Du soutien scolaire aux messages à caractère sexuel : en Essonne, un professeur incarcéré après trois plaintes de victimes
Un professeur particulier de 32 ans, originaire du Val-de-Marne, a été arrêté la semaine dernière pour des faits présumés de « corruption et tentative de corruption de mineurs de plus de 15 ans ». Il proposait des cours à 32 € de l’heure, vantant un « accompagnement de soutien complet (…) avec un objectif : la prise d’autonomie », selon sa page de présentation toujours accessible en ligne. Il a été placé en détention provisoire en attendant son jugement.
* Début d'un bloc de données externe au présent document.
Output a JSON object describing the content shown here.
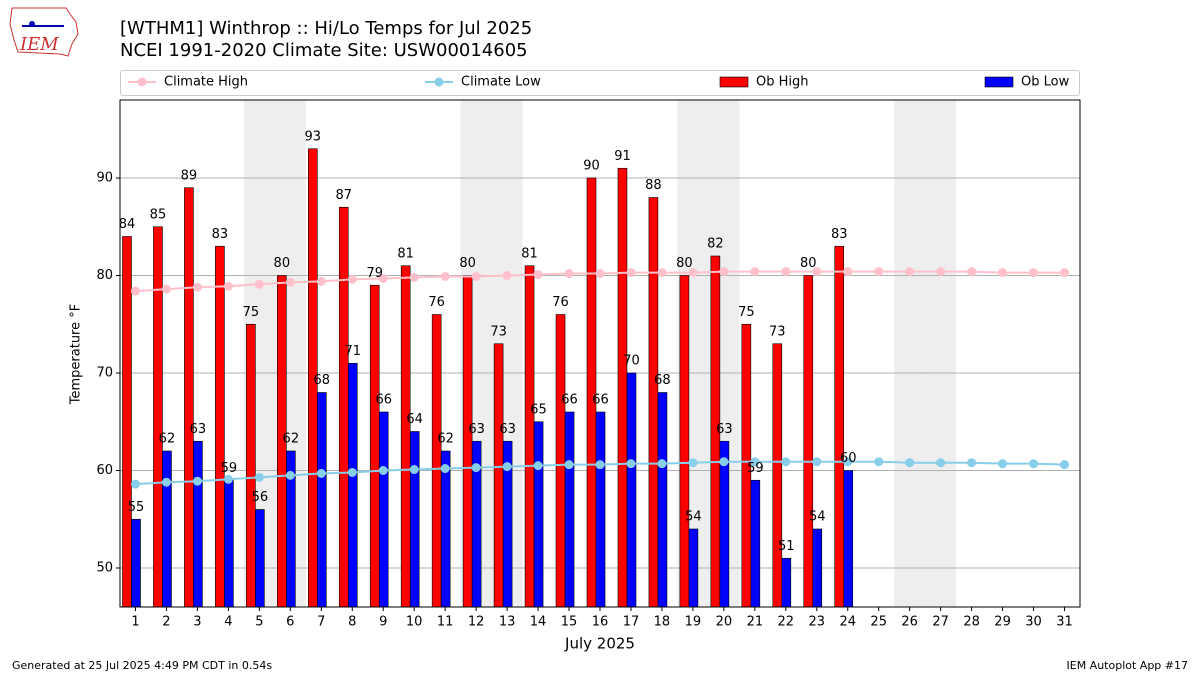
{
  "logo_text": "IEM",
  "footer_left": "Generated at 25 Jul 2025 4:49 PM CDT in 0.54s",
  "footer_right": "IEM Autoplot App #17",
  "chart_data": {
    "type": "bar",
    "title": "[WTHM1] Winthrop :: Hi/Lo Temps for Jul 2025",
    "subtitle": "NCEI 1991-2020 Climate Site: USW00014605",
    "x_label": "July 2025",
    "y_label": "Temperature $^\\circ$F",
    "y_label_printed": "Temperature °F",
    "x": [
      1,
      2,
      3,
      4,
      5,
      6,
      7,
      8,
      9,
      10,
      11,
      12,
      13,
      14,
      15,
      16,
      17,
      18,
      19,
      20,
      21,
      22,
      23,
      24,
      25,
      26,
      27,
      28,
      29,
      30,
      31
    ],
    "xlim": [
      0.5,
      31.5
    ],
    "ylim": [
      46,
      98
    ],
    "yticks": [
      50,
      60,
      70,
      80,
      90
    ],
    "grid": true,
    "shaded_days": [
      5,
      6,
      12,
      13,
      19,
      20,
      26,
      27
    ],
    "series": [
      {
        "name": "Climate High",
        "type": "line",
        "color": "#ffc0cb",
        "values": [
          78.4,
          78.6,
          78.8,
          78.9,
          79.1,
          79.3,
          79.4,
          79.6,
          79.7,
          79.8,
          79.9,
          79.9,
          80.0,
          80.1,
          80.2,
          80.2,
          80.3,
          80.3,
          80.3,
          80.4,
          80.4,
          80.4,
          80.4,
          80.4,
          80.4,
          80.4,
          80.4,
          80.4,
          80.3,
          80.3,
          80.3
        ]
      },
      {
        "name": "Climate Low",
        "type": "line",
        "color": "#87ceeb",
        "values": [
          58.6,
          58.8,
          58.9,
          59.1,
          59.3,
          59.5,
          59.7,
          59.8,
          60.0,
          60.1,
          60.2,
          60.3,
          60.4,
          60.5,
          60.6,
          60.6,
          60.7,
          60.7,
          60.8,
          60.9,
          60.9,
          60.9,
          60.9,
          60.9,
          60.9,
          60.8,
          60.8,
          60.8,
          60.7,
          60.7,
          60.6
        ]
      },
      {
        "name": "Ob High",
        "type": "bar",
        "color": "#ff0000",
        "values": [
          84,
          85,
          89,
          83,
          75,
          80,
          93,
          87,
          79,
          81,
          76,
          80,
          73,
          81,
          76,
          90,
          91,
          88,
          80,
          82,
          75,
          73,
          80,
          83,
          null,
          null,
          null,
          null,
          null,
          null,
          null
        ]
      },
      {
        "name": "Ob Low",
        "type": "bar",
        "color": "#0000ff",
        "values": [
          55,
          62,
          63,
          59,
          56,
          62,
          68,
          71,
          66,
          64,
          62,
          63,
          63,
          65,
          66,
          66,
          70,
          68,
          54,
          63,
          59,
          51,
          54,
          60,
          null,
          null,
          null,
          null,
          null,
          null,
          null
        ]
      }
    ]
  }
}
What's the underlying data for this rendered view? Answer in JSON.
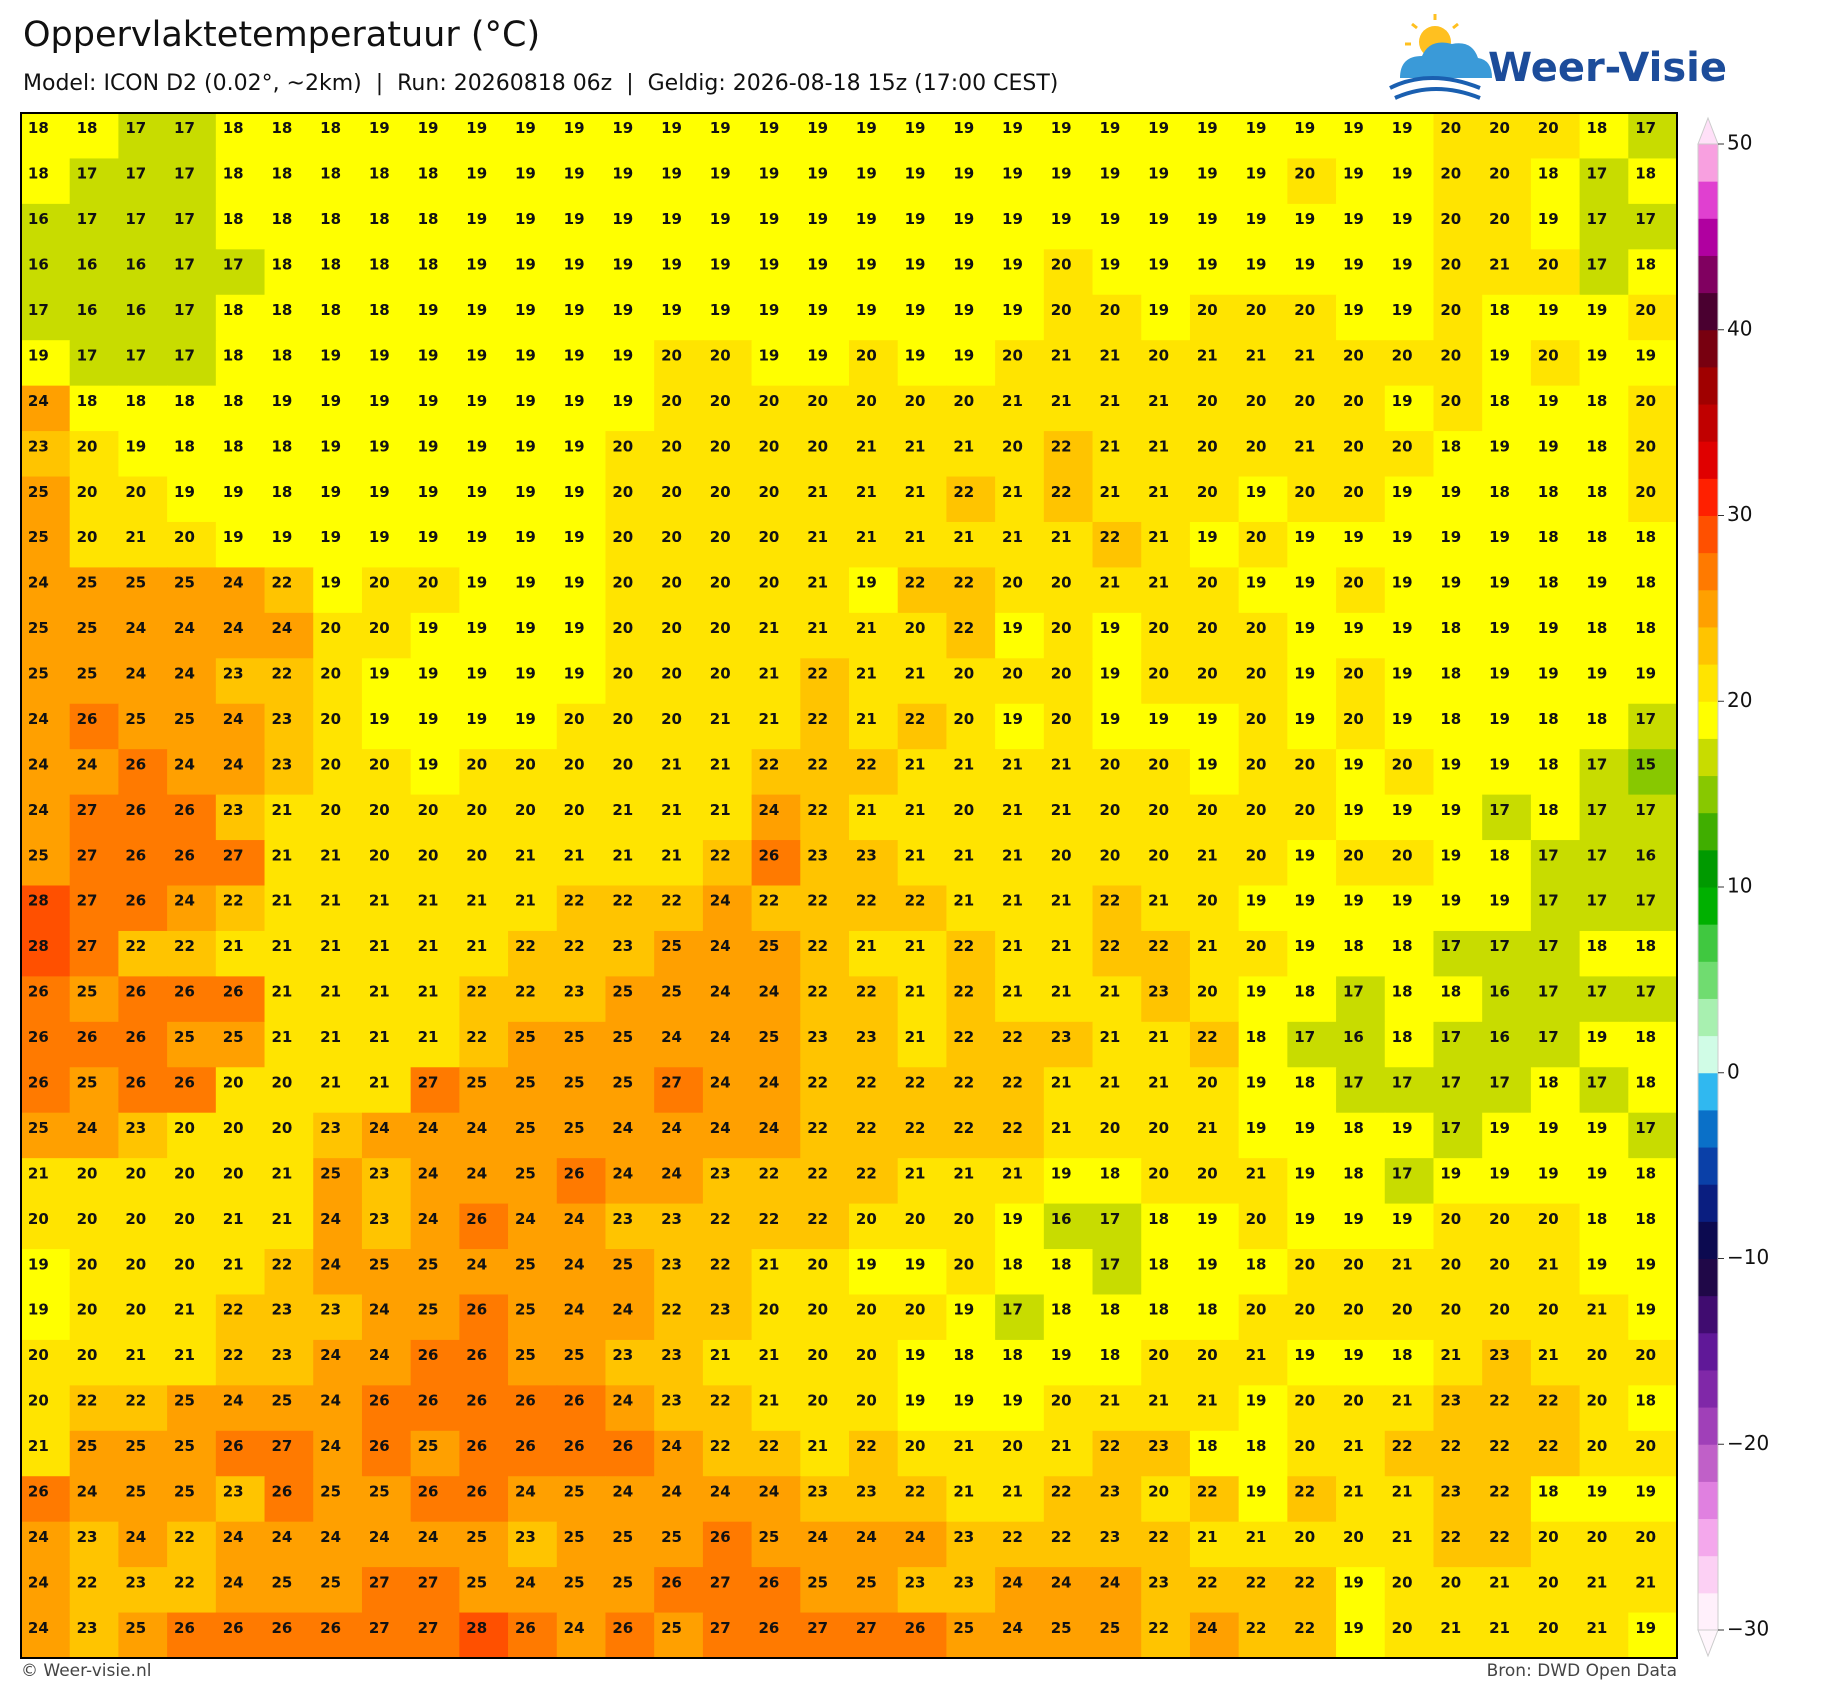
{
  "header": {
    "title": "Oppervlaktetemperatuur (°C)",
    "subtitle": "Model: ICON D2 (0.02°, ~2km)  |  Run: 20260818 06z  |  Geldig: 2026-08-18 15z (17:00 CEST)",
    "logo": "Weer-Visie"
  },
  "map": {
    "type": "grid",
    "rows": [
      [
        18,
        18,
        17,
        17,
        18,
        18,
        18,
        19,
        19,
        19,
        19,
        19,
        19,
        19,
        19,
        19,
        19,
        19,
        19,
        19,
        19,
        19,
        19,
        19,
        19,
        19,
        19,
        19,
        19,
        20,
        20,
        20,
        18,
        17
      ],
      [
        18,
        17,
        17,
        17,
        18,
        18,
        18,
        18,
        18,
        19,
        19,
        19,
        19,
        19,
        19,
        19,
        19,
        19,
        19,
        19,
        19,
        19,
        19,
        19,
        19,
        19,
        20,
        19,
        19,
        20,
        20,
        18,
        17,
        18
      ],
      [
        16,
        17,
        17,
        17,
        18,
        18,
        18,
        18,
        18,
        19,
        19,
        19,
        19,
        19,
        19,
        19,
        19,
        19,
        19,
        19,
        19,
        19,
        19,
        19,
        19,
        19,
        19,
        19,
        19,
        20,
        20,
        19,
        17,
        17
      ],
      [
        16,
        16,
        16,
        17,
        17,
        18,
        18,
        18,
        18,
        19,
        19,
        19,
        19,
        19,
        19,
        19,
        19,
        19,
        19,
        19,
        19,
        20,
        19,
        19,
        19,
        19,
        19,
        19,
        19,
        20,
        21,
        20,
        17,
        18
      ],
      [
        17,
        16,
        16,
        17,
        18,
        18,
        18,
        18,
        19,
        19,
        19,
        19,
        19,
        19,
        19,
        19,
        19,
        19,
        19,
        19,
        19,
        20,
        20,
        19,
        20,
        20,
        20,
        19,
        19,
        20,
        18,
        19,
        19,
        20
      ],
      [
        19,
        17,
        17,
        17,
        18,
        18,
        19,
        19,
        19,
        19,
        19,
        19,
        19,
        20,
        20,
        19,
        19,
        20,
        19,
        19,
        20,
        21,
        21,
        20,
        21,
        21,
        21,
        20,
        20,
        20,
        19,
        20,
        19,
        19
      ],
      [
        24,
        18,
        18,
        18,
        18,
        19,
        19,
        19,
        19,
        19,
        19,
        19,
        19,
        20,
        20,
        20,
        20,
        20,
        20,
        20,
        21,
        21,
        21,
        21,
        20,
        20,
        20,
        20,
        19,
        20,
        18,
        19,
        18,
        20
      ],
      [
        23,
        20,
        19,
        18,
        18,
        18,
        19,
        19,
        19,
        19,
        19,
        19,
        20,
        20,
        20,
        20,
        20,
        21,
        21,
        21,
        20,
        22,
        21,
        21,
        20,
        20,
        21,
        20,
        20,
        18,
        19,
        19,
        18,
        20
      ],
      [
        25,
        20,
        20,
        19,
        19,
        18,
        19,
        19,
        19,
        19,
        19,
        19,
        20,
        20,
        20,
        20,
        21,
        21,
        21,
        22,
        21,
        22,
        21,
        21,
        20,
        19,
        20,
        20,
        19,
        19,
        18,
        18,
        18,
        20
      ],
      [
        25,
        20,
        21,
        20,
        19,
        19,
        19,
        19,
        19,
        19,
        19,
        19,
        20,
        20,
        20,
        20,
        21,
        21,
        21,
        21,
        21,
        21,
        22,
        21,
        19,
        20,
        19,
        19,
        19,
        19,
        19,
        18,
        18,
        18
      ],
      [
        24,
        25,
        25,
        25,
        24,
        22,
        19,
        20,
        20,
        19,
        19,
        19,
        20,
        20,
        20,
        20,
        21,
        19,
        22,
        22,
        20,
        20,
        21,
        21,
        20,
        19,
        19,
        20,
        19,
        19,
        19,
        18,
        19,
        18
      ],
      [
        25,
        25,
        24,
        24,
        24,
        24,
        20,
        20,
        19,
        19,
        19,
        19,
        20,
        20,
        20,
        21,
        21,
        21,
        20,
        22,
        19,
        20,
        19,
        20,
        20,
        20,
        19,
        19,
        19,
        18,
        19,
        19,
        18,
        18
      ],
      [
        25,
        25,
        24,
        24,
        23,
        22,
        20,
        19,
        19,
        19,
        19,
        19,
        20,
        20,
        20,
        21,
        22,
        21,
        21,
        20,
        20,
        20,
        19,
        20,
        20,
        20,
        19,
        20,
        19,
        18,
        19,
        19,
        19,
        19
      ],
      [
        24,
        26,
        25,
        25,
        24,
        23,
        20,
        19,
        19,
        19,
        19,
        20,
        20,
        20,
        21,
        21,
        22,
        21,
        22,
        20,
        19,
        20,
        19,
        19,
        19,
        20,
        19,
        20,
        19,
        18,
        19,
        18,
        18,
        17
      ],
      [
        24,
        24,
        26,
        24,
        24,
        23,
        20,
        20,
        19,
        20,
        20,
        20,
        20,
        21,
        21,
        22,
        22,
        22,
        21,
        21,
        21,
        21,
        20,
        20,
        19,
        20,
        20,
        19,
        20,
        19,
        19,
        18,
        17,
        15
      ],
      [
        24,
        27,
        26,
        26,
        23,
        21,
        20,
        20,
        20,
        20,
        20,
        20,
        21,
        21,
        21,
        24,
        22,
        21,
        21,
        20,
        21,
        21,
        20,
        20,
        20,
        20,
        20,
        19,
        19,
        19,
        17,
        18,
        17,
        17
      ],
      [
        25,
        27,
        26,
        26,
        27,
        21,
        21,
        20,
        20,
        20,
        21,
        21,
        21,
        21,
        22,
        26,
        23,
        23,
        21,
        21,
        21,
        20,
        20,
        20,
        21,
        20,
        19,
        20,
        20,
        19,
        18,
        17,
        17,
        16
      ],
      [
        28,
        27,
        26,
        24,
        22,
        21,
        21,
        21,
        21,
        21,
        21,
        22,
        22,
        22,
        24,
        22,
        22,
        22,
        22,
        21,
        21,
        21,
        22,
        21,
        20,
        19,
        19,
        19,
        19,
        19,
        19,
        17,
        17,
        17
      ],
      [
        28,
        27,
        22,
        22,
        21,
        21,
        21,
        21,
        21,
        21,
        22,
        22,
        23,
        25,
        24,
        25,
        22,
        21,
        21,
        22,
        21,
        21,
        22,
        22,
        21,
        20,
        19,
        18,
        18,
        17,
        17,
        17,
        18,
        18
      ],
      [
        26,
        25,
        26,
        26,
        26,
        21,
        21,
        21,
        21,
        22,
        22,
        23,
        25,
        25,
        24,
        24,
        22,
        22,
        21,
        22,
        21,
        21,
        21,
        23,
        20,
        19,
        18,
        17,
        18,
        18,
        16,
        17,
        17,
        17
      ],
      [
        26,
        26,
        26,
        25,
        25,
        21,
        21,
        21,
        21,
        22,
        25,
        25,
        25,
        24,
        24,
        25,
        23,
        23,
        21,
        22,
        22,
        23,
        21,
        21,
        22,
        18,
        17,
        16,
        18,
        17,
        16,
        17,
        19,
        18
      ],
      [
        26,
        25,
        26,
        26,
        20,
        20,
        21,
        21,
        27,
        25,
        25,
        25,
        25,
        27,
        24,
        24,
        22,
        22,
        22,
        22,
        22,
        21,
        21,
        21,
        20,
        19,
        18,
        17,
        17,
        17,
        17,
        18,
        17,
        18
      ],
      [
        25,
        24,
        23,
        20,
        20,
        20,
        23,
        24,
        24,
        24,
        25,
        25,
        24,
        24,
        24,
        24,
        22,
        22,
        22,
        22,
        22,
        21,
        20,
        20,
        21,
        19,
        19,
        18,
        19,
        17,
        19,
        19,
        19,
        17
      ],
      [
        21,
        20,
        20,
        20,
        20,
        21,
        25,
        23,
        24,
        24,
        25,
        26,
        24,
        24,
        23,
        22,
        22,
        22,
        21,
        21,
        21,
        19,
        18,
        20,
        20,
        21,
        19,
        18,
        17,
        19,
        19,
        19,
        19,
        18
      ],
      [
        20,
        20,
        20,
        20,
        21,
        21,
        24,
        23,
        24,
        26,
        24,
        24,
        23,
        23,
        22,
        22,
        22,
        20,
        20,
        20,
        19,
        16,
        17,
        18,
        19,
        20,
        19,
        19,
        19,
        20,
        20,
        20,
        18,
        18
      ],
      [
        19,
        20,
        20,
        20,
        21,
        22,
        24,
        25,
        25,
        24,
        25,
        24,
        25,
        23,
        22,
        21,
        20,
        19,
        19,
        20,
        18,
        18,
        17,
        18,
        19,
        18,
        20,
        20,
        21,
        20,
        20,
        21,
        19,
        19
      ],
      [
        19,
        20,
        20,
        21,
        22,
        23,
        23,
        24,
        25,
        26,
        25,
        24,
        24,
        22,
        23,
        20,
        20,
        20,
        20,
        19,
        17,
        18,
        18,
        18,
        18,
        20,
        20,
        20,
        20,
        20,
        20,
        20,
        21,
        19
      ],
      [
        20,
        20,
        21,
        21,
        22,
        23,
        24,
        24,
        26,
        26,
        25,
        25,
        23,
        23,
        21,
        21,
        20,
        20,
        19,
        18,
        18,
        19,
        18,
        20,
        20,
        21,
        19,
        19,
        18,
        21,
        23,
        21,
        20,
        20
      ],
      [
        20,
        22,
        22,
        25,
        24,
        25,
        24,
        26,
        26,
        26,
        26,
        26,
        24,
        23,
        22,
        21,
        20,
        20,
        19,
        19,
        19,
        20,
        21,
        21,
        21,
        19,
        20,
        20,
        21,
        23,
        22,
        22,
        20,
        18
      ],
      [
        21,
        25,
        25,
        25,
        26,
        27,
        24,
        26,
        25,
        26,
        26,
        26,
        26,
        24,
        22,
        22,
        21,
        22,
        20,
        21,
        20,
        21,
        22,
        23,
        18,
        18,
        20,
        21,
        22,
        22,
        22,
        22,
        20,
        20
      ],
      [
        26,
        24,
        25,
        25,
        23,
        26,
        25,
        25,
        26,
        26,
        24,
        25,
        24,
        24,
        24,
        24,
        23,
        23,
        22,
        21,
        21,
        22,
        23,
        20,
        22,
        19,
        22,
        21,
        21,
        23,
        22,
        18,
        19,
        19
      ],
      [
        24,
        23,
        24,
        22,
        24,
        24,
        24,
        24,
        24,
        25,
        23,
        25,
        25,
        25,
        26,
        25,
        24,
        24,
        24,
        23,
        22,
        22,
        23,
        22,
        21,
        21,
        20,
        20,
        21,
        22,
        22,
        20,
        20,
        20
      ],
      [
        24,
        22,
        23,
        22,
        24,
        25,
        25,
        27,
        27,
        25,
        24,
        25,
        25,
        26,
        27,
        26,
        25,
        25,
        23,
        23,
        24,
        24,
        24,
        23,
        22,
        22,
        22,
        19,
        20,
        20,
        21,
        20,
        21,
        21
      ],
      [
        24,
        23,
        25,
        26,
        26,
        26,
        26,
        27,
        27,
        28,
        26,
        24,
        26,
        25,
        27,
        26,
        27,
        27,
        26,
        25,
        24,
        25,
        25,
        22,
        24,
        22,
        22,
        19,
        20,
        21,
        21,
        20,
        21,
        19
      ]
    ]
  },
  "colorbar": {
    "range": [
      -30,
      50
    ],
    "ticks": [
      {
        "value": -30,
        "label": "−30"
      },
      {
        "value": -20,
        "label": "−20"
      },
      {
        "value": -10,
        "label": "−10"
      },
      0,
      10,
      20,
      30,
      40,
      50
    ],
    "colors": [
      "#fff0fb",
      "#fcd0f4",
      "#f4a8ec",
      "#e080e0",
      "#c060c8",
      "#a040b8",
      "#8028a8",
      "#601898",
      "#400c70",
      "#200848",
      "#0c0a50",
      "#0a1e80",
      "#0a40a8",
      "#0a70c8",
      "#30b8f0",
      "#d0fce6",
      "#a8f0b0",
      "#70dc70",
      "#40c840",
      "#00b000",
      "#009a00",
      "#40ae00",
      "#88c800",
      "#c8dc00",
      "#ffff00",
      "#ffe400",
      "#ffc400",
      "#ffa000",
      "#ff7a00",
      "#ff5000",
      "#ff2000",
      "#e00000",
      "#c00000",
      "#a00000",
      "#780010",
      "#4a0030",
      "#800060",
      "#b000a0",
      "#e040d0",
      "#f8a0e0"
    ],
    "over": "#ffe0f8",
    "under": "#fff6fc"
  },
  "footer": {
    "credit": "© Weer-visie.nl",
    "source": "Bron: DWD Open Data"
  }
}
L’affaire a éclaté dans le département voisin de l’Essonne, suite au dépôt de trois plaintes émanant de parents alertés par leurs enfants. Les adolescents, âgés de 16 et 17 ans, résidant à Morsang-sur-Orge et Viry-Chatillon, ont rapporté des faits troublants. Le professeur avait d’abord contacté les mineurs via les réseaux sociaux, leur proposant un accompagnement scolaire associé à des conseils sportifs, ciblant notamment des jeunes licenciés en club.
Des échanges de messages ont rapidement suivi, durant lesquels le professeur a formulé des demandes à caractère sexuel, poussant les adolescents à alerter leurs parents, qui ont fourni des captures d’écran comme preuve.
Les policiers du commissariat de Juvisy-sur-Orge ont alors ouvert une enquête. Avec l’accumulation des plaintes et des éléments incriminants, une décision a été prise d’interpeller le suspect à son domicile à Créteil. Les enquêteurs ont saisi son téléphone et son ordinateur lors de cette opération.
En garde à vue, le trentenaire a reconnu avoir eu des contacts avec les victimes, tout en niant fermement les accusations. Son comportement agité a conduit à des tensions avec les agents, mais il a été conduit au tribunal judiciaire d’Évry-Courcouronnes, où son placement en détention provisoire a été ordonné. Le jugement est attendu dans les semaines à venir.
Cette affaire rappelle d’autres cas similaires, notamment celui d’un professeur de sciences à Viry-Chatillon, jugé en 2021 pour corruption de mineur, qui avait finalement été relaxé en plaidant des « discussions amicales », tout en admettant que ces échanges n’auraient pas dû avoir lieu.